Y sus palabras eran, en esencia, verdad. Las relaciones requerían esfuerzo, conllevaban exigencias, llevaban tiempo… No estaba interesado en ninguna de esas cosas. 


Le gustaba disfrutar de su libertad, quería estar libre de ataduras… Y era precisamente por eso que Pau le despreciaba. Era por eso que prácticamente le aborrecía. 


Habían pasado tres meses juntos; una buena época… según recordaba. Nunca había congeniado tanto con una mujer como lo había hecho con Paula, en la cama y fuera de ella. 


Pero al final, como siempre, ella había terminado pidiéndole más de lo que podía darle… Según le había contado Maggie, por fin había encontrado a alguien… Y, al verla, no había podido evitar fijarse en su mano, para ver si llevaba un anillo.


Lo llevaba.

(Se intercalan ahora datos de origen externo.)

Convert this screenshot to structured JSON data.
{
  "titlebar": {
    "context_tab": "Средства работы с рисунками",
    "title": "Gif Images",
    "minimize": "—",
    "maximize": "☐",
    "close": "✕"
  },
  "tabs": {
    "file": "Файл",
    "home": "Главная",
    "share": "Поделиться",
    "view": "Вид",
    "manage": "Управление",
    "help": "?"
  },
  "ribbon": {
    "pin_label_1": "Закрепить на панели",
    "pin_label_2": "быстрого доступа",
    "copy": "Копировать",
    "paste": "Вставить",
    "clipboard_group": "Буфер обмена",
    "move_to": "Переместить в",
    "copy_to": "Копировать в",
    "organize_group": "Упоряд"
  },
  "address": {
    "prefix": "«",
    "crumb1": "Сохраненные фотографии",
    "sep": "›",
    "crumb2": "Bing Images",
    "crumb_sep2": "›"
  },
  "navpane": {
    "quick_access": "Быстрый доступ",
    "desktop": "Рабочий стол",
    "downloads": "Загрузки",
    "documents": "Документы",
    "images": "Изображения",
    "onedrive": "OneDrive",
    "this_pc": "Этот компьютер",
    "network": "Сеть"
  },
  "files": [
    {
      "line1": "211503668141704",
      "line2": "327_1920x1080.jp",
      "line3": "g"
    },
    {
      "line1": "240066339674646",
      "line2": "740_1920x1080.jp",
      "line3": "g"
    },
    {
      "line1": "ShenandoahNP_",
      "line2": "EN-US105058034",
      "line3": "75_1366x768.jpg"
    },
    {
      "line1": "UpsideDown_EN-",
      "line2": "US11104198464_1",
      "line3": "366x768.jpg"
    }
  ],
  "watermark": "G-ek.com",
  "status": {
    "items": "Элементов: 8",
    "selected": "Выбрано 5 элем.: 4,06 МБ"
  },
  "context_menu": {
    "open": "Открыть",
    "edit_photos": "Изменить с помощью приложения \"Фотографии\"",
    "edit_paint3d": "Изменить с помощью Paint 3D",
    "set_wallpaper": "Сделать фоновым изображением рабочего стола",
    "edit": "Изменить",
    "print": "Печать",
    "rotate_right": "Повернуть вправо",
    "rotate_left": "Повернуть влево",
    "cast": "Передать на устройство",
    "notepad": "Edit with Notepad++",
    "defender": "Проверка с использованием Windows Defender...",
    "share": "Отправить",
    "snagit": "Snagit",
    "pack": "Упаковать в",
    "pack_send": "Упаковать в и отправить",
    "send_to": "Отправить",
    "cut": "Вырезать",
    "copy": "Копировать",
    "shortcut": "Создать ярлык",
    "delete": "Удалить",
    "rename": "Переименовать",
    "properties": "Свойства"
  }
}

La joya resplandecía a medida que se movía.


Pedro apretó la mandíbula.


—Impresionante.


—¿Qué? —Pau parpadeó.


—No importa.


Ella había conseguido lo que quería. Mejor para ella. 


Sonriente, Pedro se encogió de hombros.


—Bueno —le dijo—. Me voy entonces.


—¿Irte? ¡No!


La desesperación con la que le habló le hizo pararse en seco. Pau se tapó la boca con la mano, arrepentida de haber gritado tanto… Esperó un par de segundos, pero no se oyó sonido alguno en el dormitorio.


—Quiero decir que… no. No puedes irte.


—¿No puedo irme?


—Bueno, quiero decir que… no me conoce. ¡Te conoce a ti! —Pau se encogió de hombros.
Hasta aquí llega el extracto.